As a slave owner himself, John Taylor saw that putting a man into debt was about the best investment an aristocrat could make — more profitable even than owning that man outright along with all his economic output.
One principle advantage to putting a man into debt compared to owning that man outright is that a debtor feeds, clothes, and shelters himself, whereas a slave is dependent on these counts.
A lot of today’s tumult is being played out in an environment where interest rates once considered illegal usury have been increased dramatically (Depository Institutions Deregulation and Monetary Control Act). In his “Defence of Usury” of 1787, Jeremy Bentham wrote:
“In a word, the proposition I have been accustomed to lay down to myself on this subject is the following one, viz. that no man of ripe years and of sound mind, acting freely, and with his eyes open, ought to be hindered, with a view to his advantage, from making such bargain, in the way of obtaining money, as he thinks fit: nor, (what is a necessary consequence) any body hindered from supplying him, upon any terms he thinks proper to accede to. ”
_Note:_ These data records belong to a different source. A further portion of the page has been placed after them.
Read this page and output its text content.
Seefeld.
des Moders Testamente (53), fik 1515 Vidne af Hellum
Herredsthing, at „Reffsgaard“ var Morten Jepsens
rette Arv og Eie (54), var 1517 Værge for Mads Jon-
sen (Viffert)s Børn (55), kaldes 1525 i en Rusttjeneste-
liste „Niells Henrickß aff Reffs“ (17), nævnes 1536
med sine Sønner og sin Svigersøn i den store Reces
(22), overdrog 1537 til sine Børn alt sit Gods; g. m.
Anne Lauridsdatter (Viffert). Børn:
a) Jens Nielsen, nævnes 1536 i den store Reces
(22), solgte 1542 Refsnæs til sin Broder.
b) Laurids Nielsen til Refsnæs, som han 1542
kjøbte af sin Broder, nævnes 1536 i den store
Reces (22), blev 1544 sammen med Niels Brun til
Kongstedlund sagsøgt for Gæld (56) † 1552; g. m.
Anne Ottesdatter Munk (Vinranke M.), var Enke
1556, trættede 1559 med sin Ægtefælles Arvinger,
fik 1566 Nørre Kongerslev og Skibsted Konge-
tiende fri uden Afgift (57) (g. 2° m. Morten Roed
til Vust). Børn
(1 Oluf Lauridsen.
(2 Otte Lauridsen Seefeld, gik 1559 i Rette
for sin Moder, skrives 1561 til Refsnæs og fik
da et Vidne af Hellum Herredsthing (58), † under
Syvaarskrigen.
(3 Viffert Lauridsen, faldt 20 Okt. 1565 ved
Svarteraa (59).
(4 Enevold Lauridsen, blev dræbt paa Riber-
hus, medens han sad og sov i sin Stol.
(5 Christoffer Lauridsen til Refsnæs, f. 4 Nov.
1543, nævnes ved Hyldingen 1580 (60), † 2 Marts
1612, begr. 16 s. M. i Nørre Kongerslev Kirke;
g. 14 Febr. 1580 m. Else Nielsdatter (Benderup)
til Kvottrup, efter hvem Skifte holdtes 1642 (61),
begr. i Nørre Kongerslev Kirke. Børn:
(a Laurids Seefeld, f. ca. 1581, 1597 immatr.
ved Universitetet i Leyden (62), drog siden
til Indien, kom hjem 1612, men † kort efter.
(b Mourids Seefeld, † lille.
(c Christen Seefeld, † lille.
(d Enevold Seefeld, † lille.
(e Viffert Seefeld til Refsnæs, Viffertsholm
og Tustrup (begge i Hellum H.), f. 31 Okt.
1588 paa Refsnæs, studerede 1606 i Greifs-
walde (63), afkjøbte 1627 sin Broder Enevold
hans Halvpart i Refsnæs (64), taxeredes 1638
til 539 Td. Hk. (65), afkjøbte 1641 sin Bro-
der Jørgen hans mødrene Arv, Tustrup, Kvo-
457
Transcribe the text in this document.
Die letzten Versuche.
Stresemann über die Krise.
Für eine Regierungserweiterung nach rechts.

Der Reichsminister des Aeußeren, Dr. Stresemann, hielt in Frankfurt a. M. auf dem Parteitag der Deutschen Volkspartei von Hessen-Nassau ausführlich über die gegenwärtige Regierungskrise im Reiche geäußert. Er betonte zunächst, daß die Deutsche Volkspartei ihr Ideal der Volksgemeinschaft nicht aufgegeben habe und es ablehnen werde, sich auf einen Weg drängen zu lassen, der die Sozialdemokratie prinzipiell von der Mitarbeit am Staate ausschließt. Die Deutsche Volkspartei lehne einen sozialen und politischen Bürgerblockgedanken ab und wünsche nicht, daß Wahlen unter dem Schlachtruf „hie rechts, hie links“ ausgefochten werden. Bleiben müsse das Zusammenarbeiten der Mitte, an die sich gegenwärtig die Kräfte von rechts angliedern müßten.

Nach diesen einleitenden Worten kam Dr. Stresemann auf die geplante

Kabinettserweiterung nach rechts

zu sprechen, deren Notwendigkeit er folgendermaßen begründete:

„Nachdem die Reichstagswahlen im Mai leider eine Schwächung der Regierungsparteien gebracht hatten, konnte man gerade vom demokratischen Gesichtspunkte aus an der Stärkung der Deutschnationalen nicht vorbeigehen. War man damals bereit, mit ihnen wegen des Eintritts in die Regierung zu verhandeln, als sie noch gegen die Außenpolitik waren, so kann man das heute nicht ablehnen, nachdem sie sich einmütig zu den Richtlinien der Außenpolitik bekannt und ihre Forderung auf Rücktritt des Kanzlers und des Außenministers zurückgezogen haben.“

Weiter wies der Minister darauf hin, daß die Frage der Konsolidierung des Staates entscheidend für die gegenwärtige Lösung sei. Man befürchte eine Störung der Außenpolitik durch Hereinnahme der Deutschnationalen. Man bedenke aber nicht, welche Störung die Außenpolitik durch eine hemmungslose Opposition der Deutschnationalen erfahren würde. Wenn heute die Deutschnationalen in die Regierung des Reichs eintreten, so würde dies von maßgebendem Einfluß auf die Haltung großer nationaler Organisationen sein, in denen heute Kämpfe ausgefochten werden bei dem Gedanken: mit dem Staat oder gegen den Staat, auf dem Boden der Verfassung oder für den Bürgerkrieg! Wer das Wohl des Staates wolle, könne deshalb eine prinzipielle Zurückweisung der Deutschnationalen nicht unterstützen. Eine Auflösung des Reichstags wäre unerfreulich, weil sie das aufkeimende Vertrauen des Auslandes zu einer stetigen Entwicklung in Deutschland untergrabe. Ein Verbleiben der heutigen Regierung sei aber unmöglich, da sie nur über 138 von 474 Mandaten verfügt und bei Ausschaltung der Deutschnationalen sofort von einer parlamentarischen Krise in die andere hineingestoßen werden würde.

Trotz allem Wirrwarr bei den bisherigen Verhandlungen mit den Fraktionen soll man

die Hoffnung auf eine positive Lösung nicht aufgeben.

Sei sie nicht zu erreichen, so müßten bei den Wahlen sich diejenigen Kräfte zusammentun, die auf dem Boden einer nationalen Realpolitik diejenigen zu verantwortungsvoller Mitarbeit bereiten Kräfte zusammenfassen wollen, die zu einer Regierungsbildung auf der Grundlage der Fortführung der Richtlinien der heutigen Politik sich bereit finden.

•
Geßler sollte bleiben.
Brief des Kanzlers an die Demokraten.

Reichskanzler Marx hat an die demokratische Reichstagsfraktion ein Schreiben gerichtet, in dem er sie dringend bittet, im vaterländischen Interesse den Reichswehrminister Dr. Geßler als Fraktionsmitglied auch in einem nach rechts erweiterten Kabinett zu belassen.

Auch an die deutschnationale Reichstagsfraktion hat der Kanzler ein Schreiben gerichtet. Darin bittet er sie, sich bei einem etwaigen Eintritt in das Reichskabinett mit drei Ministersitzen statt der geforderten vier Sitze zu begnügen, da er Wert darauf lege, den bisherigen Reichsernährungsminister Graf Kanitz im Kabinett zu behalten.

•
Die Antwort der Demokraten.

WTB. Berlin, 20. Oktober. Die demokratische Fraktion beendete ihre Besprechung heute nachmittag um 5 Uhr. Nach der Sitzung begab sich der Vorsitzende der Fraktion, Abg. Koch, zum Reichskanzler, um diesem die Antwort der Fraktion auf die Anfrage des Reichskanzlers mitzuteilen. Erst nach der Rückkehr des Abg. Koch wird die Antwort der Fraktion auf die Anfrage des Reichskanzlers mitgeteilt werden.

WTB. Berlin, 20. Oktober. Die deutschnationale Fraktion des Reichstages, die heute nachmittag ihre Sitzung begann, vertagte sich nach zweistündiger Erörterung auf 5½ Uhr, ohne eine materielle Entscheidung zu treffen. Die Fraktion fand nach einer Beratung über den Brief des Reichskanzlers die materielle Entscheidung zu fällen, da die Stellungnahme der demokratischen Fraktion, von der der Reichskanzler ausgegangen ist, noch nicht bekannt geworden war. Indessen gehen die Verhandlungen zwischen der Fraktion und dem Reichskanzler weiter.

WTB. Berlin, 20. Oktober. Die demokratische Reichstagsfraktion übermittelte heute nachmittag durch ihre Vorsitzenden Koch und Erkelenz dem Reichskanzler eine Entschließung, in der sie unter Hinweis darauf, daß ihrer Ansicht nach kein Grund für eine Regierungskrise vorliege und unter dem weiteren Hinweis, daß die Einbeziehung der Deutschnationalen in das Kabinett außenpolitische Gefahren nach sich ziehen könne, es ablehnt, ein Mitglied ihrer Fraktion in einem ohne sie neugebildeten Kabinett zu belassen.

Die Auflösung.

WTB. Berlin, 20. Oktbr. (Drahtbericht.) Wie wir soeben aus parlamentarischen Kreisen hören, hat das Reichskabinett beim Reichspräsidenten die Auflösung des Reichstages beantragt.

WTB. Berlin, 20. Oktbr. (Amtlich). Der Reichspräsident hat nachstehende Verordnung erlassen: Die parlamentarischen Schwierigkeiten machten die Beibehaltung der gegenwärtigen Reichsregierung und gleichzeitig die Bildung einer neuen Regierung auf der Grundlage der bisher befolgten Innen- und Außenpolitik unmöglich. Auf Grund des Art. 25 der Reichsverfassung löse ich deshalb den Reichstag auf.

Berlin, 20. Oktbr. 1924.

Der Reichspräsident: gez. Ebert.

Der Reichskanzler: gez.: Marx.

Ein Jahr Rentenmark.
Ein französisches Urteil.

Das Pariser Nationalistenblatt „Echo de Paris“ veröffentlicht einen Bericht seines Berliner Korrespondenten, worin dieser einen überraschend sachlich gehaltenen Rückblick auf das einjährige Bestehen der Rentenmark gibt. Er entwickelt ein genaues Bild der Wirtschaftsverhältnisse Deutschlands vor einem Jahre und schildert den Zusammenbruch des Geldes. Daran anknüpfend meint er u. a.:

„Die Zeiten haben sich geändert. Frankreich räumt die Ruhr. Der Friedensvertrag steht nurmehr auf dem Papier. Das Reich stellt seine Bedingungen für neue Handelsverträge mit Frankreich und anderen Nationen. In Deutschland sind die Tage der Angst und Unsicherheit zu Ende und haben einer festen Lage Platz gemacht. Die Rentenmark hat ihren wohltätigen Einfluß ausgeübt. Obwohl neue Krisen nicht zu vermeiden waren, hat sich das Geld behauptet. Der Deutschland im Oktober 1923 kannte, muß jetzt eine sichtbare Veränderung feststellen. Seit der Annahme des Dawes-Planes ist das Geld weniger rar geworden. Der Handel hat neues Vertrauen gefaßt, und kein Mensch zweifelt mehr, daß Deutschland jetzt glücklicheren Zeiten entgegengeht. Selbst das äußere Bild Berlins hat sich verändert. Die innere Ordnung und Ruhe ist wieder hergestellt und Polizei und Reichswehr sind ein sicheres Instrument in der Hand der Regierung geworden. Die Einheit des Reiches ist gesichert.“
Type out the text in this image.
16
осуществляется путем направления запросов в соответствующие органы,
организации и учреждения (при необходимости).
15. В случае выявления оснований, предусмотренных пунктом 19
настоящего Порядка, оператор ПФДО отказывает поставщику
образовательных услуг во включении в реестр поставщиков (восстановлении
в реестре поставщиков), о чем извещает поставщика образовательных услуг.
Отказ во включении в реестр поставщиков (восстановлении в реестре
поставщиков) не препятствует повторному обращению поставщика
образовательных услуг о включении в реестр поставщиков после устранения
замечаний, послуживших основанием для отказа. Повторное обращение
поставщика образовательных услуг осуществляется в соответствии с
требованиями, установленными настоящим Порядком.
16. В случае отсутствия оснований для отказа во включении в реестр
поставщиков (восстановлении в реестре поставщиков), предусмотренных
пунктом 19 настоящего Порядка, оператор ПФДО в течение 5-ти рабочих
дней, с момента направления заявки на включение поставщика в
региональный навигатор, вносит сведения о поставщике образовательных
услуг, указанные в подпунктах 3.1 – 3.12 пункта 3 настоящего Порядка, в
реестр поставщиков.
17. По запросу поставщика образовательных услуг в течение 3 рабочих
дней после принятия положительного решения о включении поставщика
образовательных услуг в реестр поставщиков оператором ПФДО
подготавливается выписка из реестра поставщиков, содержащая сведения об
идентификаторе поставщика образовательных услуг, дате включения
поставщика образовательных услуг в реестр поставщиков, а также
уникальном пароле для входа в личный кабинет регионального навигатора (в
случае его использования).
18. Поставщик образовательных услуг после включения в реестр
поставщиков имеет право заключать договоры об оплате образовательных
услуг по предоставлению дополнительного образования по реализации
Today we call this “deregulation.”
We also have Bentham to thank for the principle of the Panopticon (1787), the full title of which reads:
“PANOPTICON; OR THE INSPECTION-HOUSE: CONTAINING THE IDEA OF A NEW PRINCIPLE OF CONSTRUCTION APPLICABLE TO ANY SORT OF ESTABLISHMENT, IN WHICH PERSONS OF ANY DESCRIPTION ARE TO BE KEPT UNDER INSPECTION; AND IN PARTICULAR TO PENITENTIARY-HOUSES, PRISONS, HOUSES OF INDUSTRY, WORK-HOUSES, POOR-HOUSES, LAZARETTOS, MANUFACTORIES, HOSPITALS, MAD-HOUSES, AND SCHOOLS: WITH A PLAN OF MANAGEMENT”
Today we call this both “the surveillance society” and “normal.” So it goes.
Actually, the irony here is that the Greeks are much less radical than the Shay’s rebellion crowd. The Greeks are willing to keep making payments, just want the same deal we give a corporation in a workout — a partial writedown, and a reasonable payment plan that leaves the enterprise as a going concern. The Greeks are not challenging the system’s foundations at all. Yet.